Twitter'dan Sorun

20 Ağustos 2011 Cumartesi

Ayna Tutuyor Bana

Sekiz yıldır aynı evde oturuyoruz. Evimiz 5 katlı ve en üstün bir altındayız. Oturduğumuz sokaktan çok memnunum.  Tıfıl zamanlarımda az yaramazlık yapmamış olmama rağmen pek kızmadılar bana.

Birlikte büyüdüğümüz, top koşturduğumuz, saklambaç oynadığınız, maceralar atlattığımız çocuklar benden 2-3 yaş küçüktü hep ama ben de yaşımdan 2-3 yaş küçük göstermeye çok meraklıyım zaten. O yüzden pek sorun yaşamadık.

Hepsinin teker teker seslerinin borazanlaşmasına şahit oldum. Yüzlerindeki sivilcelere, boylarındaki uzamaya, kız arkadaşları seçmelerine, oyunlar oynamamalarına şahit oldum. Ben de öyleydim zaten, hatta bu konuda onlardan çok daha erken ayrıldım sokak eğlencesinden. 

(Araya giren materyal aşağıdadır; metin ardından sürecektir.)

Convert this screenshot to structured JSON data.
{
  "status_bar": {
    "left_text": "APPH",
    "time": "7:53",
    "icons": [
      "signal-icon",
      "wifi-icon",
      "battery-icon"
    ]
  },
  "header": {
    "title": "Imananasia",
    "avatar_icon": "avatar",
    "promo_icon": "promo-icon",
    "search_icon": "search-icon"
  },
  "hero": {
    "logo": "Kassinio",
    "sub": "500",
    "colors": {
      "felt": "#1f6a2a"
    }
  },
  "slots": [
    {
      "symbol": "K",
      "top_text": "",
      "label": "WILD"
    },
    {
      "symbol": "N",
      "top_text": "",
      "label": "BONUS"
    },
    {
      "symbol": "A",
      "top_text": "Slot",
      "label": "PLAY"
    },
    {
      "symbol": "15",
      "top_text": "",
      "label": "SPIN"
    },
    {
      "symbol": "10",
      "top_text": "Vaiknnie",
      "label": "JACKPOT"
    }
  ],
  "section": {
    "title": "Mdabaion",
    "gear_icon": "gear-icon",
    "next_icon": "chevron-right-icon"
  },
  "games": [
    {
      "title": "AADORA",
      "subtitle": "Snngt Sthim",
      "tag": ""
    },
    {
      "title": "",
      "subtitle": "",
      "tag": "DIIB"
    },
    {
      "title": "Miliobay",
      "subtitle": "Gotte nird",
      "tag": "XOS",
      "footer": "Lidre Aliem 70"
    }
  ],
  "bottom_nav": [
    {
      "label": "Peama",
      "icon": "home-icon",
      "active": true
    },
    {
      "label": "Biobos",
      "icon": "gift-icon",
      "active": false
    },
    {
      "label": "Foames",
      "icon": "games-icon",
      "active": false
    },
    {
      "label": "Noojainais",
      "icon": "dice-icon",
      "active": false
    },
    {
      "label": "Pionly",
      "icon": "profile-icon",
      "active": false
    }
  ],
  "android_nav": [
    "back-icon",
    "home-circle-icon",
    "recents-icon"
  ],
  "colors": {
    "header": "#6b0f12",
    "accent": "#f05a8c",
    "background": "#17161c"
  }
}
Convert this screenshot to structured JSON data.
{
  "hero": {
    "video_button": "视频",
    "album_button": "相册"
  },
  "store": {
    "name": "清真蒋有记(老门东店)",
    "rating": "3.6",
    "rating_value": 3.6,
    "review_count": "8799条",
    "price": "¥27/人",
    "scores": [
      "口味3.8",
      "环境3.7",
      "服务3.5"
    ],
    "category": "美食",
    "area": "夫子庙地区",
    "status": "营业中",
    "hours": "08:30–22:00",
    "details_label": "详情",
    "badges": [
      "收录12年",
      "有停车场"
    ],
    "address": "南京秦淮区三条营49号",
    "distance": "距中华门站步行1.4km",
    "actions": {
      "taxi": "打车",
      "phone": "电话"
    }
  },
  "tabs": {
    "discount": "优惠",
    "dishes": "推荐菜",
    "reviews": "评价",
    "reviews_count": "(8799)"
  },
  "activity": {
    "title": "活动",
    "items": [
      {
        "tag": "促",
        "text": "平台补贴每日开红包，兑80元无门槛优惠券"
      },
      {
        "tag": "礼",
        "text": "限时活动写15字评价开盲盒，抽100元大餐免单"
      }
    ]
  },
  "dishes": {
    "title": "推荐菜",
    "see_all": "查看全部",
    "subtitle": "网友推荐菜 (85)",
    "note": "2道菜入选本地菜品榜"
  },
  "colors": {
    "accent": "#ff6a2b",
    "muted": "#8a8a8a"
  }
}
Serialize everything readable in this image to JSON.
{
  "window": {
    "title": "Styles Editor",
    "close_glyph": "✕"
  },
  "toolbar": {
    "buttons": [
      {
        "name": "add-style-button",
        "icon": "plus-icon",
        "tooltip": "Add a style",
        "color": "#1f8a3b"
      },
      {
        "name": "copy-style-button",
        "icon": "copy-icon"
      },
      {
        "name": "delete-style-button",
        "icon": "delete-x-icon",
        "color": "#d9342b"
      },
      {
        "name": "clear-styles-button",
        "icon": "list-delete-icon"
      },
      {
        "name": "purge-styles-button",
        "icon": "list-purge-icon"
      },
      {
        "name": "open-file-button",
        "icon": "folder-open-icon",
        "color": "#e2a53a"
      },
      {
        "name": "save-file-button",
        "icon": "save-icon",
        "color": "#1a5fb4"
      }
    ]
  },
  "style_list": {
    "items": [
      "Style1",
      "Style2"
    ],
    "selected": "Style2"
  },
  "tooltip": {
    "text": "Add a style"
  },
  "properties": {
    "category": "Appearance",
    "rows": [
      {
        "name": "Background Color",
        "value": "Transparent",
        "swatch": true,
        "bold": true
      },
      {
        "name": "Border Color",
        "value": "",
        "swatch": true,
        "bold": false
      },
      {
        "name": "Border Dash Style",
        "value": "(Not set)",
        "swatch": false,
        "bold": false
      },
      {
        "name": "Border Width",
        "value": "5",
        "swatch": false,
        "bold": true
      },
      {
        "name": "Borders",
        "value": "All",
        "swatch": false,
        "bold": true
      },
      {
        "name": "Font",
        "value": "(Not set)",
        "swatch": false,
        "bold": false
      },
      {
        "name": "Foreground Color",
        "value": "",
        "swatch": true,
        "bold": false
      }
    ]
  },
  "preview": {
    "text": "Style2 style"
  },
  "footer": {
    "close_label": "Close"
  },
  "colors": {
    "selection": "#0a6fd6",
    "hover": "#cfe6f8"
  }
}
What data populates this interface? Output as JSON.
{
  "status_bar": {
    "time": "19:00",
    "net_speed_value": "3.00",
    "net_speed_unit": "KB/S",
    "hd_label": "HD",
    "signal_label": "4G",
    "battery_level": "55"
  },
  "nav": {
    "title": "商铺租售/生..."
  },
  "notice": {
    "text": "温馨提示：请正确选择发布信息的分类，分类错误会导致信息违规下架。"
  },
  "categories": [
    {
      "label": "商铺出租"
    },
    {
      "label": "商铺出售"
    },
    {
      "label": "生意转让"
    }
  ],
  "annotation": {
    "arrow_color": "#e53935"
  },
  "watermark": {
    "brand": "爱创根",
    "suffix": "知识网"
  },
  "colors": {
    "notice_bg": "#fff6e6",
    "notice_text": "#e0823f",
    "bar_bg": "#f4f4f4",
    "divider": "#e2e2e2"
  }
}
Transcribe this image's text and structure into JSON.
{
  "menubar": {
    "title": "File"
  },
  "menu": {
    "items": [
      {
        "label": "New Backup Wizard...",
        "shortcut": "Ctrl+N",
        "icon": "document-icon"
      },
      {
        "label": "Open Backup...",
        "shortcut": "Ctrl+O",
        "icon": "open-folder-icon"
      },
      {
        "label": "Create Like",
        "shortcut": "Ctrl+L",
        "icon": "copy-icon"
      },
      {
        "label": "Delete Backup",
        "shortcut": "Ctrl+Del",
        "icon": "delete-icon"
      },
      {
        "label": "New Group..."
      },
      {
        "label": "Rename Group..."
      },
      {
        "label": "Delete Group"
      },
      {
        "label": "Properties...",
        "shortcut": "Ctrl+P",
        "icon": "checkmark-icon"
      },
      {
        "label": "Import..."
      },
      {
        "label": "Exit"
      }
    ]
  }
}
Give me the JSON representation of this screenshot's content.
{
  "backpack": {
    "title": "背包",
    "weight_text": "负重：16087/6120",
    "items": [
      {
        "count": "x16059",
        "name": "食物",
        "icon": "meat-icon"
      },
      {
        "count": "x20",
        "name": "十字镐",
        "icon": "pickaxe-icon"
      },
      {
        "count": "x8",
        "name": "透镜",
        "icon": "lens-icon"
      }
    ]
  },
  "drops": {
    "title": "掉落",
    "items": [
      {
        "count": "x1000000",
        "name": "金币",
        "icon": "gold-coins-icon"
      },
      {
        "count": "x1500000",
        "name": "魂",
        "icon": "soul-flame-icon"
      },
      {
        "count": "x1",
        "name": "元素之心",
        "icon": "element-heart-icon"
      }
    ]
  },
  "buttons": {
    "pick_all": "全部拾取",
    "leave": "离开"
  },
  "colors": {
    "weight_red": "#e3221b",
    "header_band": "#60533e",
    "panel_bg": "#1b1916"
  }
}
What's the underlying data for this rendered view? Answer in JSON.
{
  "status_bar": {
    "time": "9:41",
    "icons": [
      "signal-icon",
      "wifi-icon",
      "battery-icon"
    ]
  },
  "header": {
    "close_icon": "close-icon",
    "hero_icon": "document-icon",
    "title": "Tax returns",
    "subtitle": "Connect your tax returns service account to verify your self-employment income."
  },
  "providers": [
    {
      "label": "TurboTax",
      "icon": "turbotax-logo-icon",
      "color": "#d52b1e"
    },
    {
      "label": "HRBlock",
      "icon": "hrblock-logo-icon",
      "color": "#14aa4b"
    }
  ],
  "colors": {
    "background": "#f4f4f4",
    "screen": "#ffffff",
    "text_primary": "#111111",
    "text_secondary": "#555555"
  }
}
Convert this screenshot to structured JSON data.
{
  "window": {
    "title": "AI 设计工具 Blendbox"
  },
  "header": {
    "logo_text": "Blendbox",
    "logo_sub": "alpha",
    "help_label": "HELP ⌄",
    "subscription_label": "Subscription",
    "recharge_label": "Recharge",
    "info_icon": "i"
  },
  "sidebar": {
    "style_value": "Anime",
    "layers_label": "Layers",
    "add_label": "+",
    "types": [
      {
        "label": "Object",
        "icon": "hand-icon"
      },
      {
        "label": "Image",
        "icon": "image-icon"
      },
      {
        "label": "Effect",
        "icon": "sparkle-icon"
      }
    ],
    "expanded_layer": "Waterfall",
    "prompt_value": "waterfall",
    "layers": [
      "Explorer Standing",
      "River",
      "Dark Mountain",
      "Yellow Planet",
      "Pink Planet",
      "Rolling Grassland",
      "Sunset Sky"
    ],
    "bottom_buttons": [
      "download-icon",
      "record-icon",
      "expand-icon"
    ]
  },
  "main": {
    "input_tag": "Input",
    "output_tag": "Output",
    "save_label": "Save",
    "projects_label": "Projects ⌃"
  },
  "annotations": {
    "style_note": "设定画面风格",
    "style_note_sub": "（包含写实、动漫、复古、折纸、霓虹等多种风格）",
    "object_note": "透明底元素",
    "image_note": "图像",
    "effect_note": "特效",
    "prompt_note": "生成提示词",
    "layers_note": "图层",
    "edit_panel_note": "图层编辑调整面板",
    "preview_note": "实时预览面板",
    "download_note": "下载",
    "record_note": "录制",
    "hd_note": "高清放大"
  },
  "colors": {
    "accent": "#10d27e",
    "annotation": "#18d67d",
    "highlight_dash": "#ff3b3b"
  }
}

Ama gezerken görüyordum onları. Sürekli değişim, sürekli değişim ve 6 ay sonunda mutant oluyorlardı.

Komşu çocuklarıyız hepimiz. Birinin evi yemyeşil bahçeli tek katlı bir evdi, birinin evi iki katlı içi süslü harika bir evdi, birininse bizimkisi gibi oturduğu bir apartman dairesi. Birinin sadece babasının cam dükkânı vardı.

Çoğumuzun babalarının sahip olduğu arabalar da vardı elbet. Sadece babalar değil, komşuların da arabalarıyla, üstelik diğer sokaklara nazaran iki kat genişlikte olan bir sokakla, dışarıdan bakıldığında “zengin sokak” diye tasvir edilecek iki tarafı arabalarla çevrili bir sokak parçasıydı bizimkisi. Ve biz onların arasında maçlar yapardık.

Meşhurdur. Mahalle maçları. İkişer tane taş koyuyorsunuz ve 3 liralık bir topla 2 saat oynadıktan sonra kavga ederek sonlandırıyorsunuz dünya kurtaracak değere sahip maçınızı. Kendinizce kurallarınız olurdu, her sokağın farklı olabilirdi ve mahalle maçları diye adlandırılan iki sokağın arasındaki maçlarda çeşitli pürüzler çıkabiliyordu.

Hepimiz maç yapardık ama forma giymezdik, krampon giymezdik, filelerimiz yoktu ya da, mesela hakem de çağırmazdık. Sadece takımları belirleyince topu alan kaleye koşardı. Kimi zaman penaltı için yanıp tutuşurduk, kimi zaman “bana fol yaptın lan” diye kavga ederdik, kimi zaman direk/gol tartışmalarında ince matematik dersi işlerdik, kimi zaman topa aşırı falso verip fiziğe karşı koyardık, kimi zamansa goool diye bağırırken uzun nefesimizle rekor kırardık.

Onların aileleri, kardeşleri, abi ve ablaları, kuzenleri, amcaları, dayıları… birçok kişi gördüm, tanıdım. Oturduğumuz sokaktaki birçok evi veya dükkânı da hatırlıyorum. Evlerin mimari yapılarını, diziliş sırasını, eskiden neye benzediklerini falan.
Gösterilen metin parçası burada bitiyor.